Después, se pone en pie y mira hacia el mar.

– Hoy también se está poniendo el sol…

Y me mira.

– … Y esto seguirá sucediendo…

Me da la mano, y yo se la estrecho con fuerza. Y querría no dejarlo marchar, pero sé que he recibido ya un gran regalo, que lo pondría en un apuro, que sería un maleducado. Y entonces suelto esa gran mano, caliente y protectora. La dejo libre sin más… Y cierro los ojos. Cuando vuelvo a abrirlos, él está ya lejos.

Camina despacio por la playa. Y yo me quedo ahí, en el muelle, mirándolo fijamente. Desearía enormemente que se volviera, que pudiera saludarme una vez más.
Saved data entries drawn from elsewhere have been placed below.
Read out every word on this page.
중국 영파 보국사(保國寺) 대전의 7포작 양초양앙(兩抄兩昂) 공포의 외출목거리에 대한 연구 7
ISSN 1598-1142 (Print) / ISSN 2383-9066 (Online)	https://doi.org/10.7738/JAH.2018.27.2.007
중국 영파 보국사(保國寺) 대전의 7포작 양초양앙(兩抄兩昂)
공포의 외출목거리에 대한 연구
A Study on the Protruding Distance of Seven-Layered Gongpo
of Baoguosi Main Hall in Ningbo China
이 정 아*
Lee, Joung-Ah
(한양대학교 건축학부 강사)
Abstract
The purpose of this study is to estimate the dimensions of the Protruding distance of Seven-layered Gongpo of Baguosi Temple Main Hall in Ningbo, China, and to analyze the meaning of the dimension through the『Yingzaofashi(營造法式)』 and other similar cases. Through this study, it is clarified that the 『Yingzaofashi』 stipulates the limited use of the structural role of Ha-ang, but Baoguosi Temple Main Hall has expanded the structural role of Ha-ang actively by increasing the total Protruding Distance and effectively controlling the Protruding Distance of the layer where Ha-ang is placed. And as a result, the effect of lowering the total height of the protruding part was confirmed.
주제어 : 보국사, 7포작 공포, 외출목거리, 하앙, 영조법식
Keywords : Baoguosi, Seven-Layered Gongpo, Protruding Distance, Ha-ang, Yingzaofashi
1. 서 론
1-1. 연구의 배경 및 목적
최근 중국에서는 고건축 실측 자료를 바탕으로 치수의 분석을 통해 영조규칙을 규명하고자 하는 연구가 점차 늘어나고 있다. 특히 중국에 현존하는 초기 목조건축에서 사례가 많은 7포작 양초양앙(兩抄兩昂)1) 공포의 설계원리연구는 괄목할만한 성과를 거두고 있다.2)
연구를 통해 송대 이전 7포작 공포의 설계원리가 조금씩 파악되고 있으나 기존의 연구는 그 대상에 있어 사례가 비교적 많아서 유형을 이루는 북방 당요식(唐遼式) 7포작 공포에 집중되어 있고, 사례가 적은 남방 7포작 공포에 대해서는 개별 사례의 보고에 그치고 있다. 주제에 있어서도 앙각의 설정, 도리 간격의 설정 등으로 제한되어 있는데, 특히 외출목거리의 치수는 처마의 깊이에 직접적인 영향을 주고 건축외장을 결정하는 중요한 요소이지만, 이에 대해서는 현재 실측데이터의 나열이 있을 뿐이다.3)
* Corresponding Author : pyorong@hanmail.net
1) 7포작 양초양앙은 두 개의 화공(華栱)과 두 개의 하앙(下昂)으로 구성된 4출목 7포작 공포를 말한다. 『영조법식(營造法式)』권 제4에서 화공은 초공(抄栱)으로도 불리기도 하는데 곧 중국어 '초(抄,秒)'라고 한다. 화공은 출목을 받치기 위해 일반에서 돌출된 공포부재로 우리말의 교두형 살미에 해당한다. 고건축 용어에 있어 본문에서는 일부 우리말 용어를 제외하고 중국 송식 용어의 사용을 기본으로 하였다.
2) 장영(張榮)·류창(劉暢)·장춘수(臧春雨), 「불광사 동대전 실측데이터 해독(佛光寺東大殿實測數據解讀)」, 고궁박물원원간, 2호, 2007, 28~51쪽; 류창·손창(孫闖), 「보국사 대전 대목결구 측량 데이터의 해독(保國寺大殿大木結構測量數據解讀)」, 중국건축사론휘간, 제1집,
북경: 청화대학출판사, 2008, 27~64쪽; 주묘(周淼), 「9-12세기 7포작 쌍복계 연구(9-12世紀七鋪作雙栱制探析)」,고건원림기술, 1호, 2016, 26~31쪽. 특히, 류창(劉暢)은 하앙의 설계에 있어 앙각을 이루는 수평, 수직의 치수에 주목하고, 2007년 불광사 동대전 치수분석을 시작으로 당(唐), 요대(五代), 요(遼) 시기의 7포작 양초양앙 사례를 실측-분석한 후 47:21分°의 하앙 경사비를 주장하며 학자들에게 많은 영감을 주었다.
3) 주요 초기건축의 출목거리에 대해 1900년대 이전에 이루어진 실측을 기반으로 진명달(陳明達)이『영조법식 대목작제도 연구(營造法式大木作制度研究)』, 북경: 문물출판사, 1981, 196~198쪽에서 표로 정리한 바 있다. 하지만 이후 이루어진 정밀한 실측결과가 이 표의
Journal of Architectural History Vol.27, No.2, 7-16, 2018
Pero sólo sería otro dolor, porque el deseo de seguir teniéndolo a mi lado, de dar otro paseo, y luego otro más, como dos simples buenos amigos que hablan de sueños, de dudas y de decisiones que tomar, no acabará nunca.

Lo veo subirse a las rocas. Trepa por ellas con agilidad, tuerce en la punta y sigue caminando veloz hacia la playa de Marinaretti. Lo veo desaparecer en el horizonte, en medio de un cálido sol rojo al final de ese largo muelle.

Sonrío. Me he quedado con las ganas de ese buen consejo que, de alguien como él, siempre querrías tener.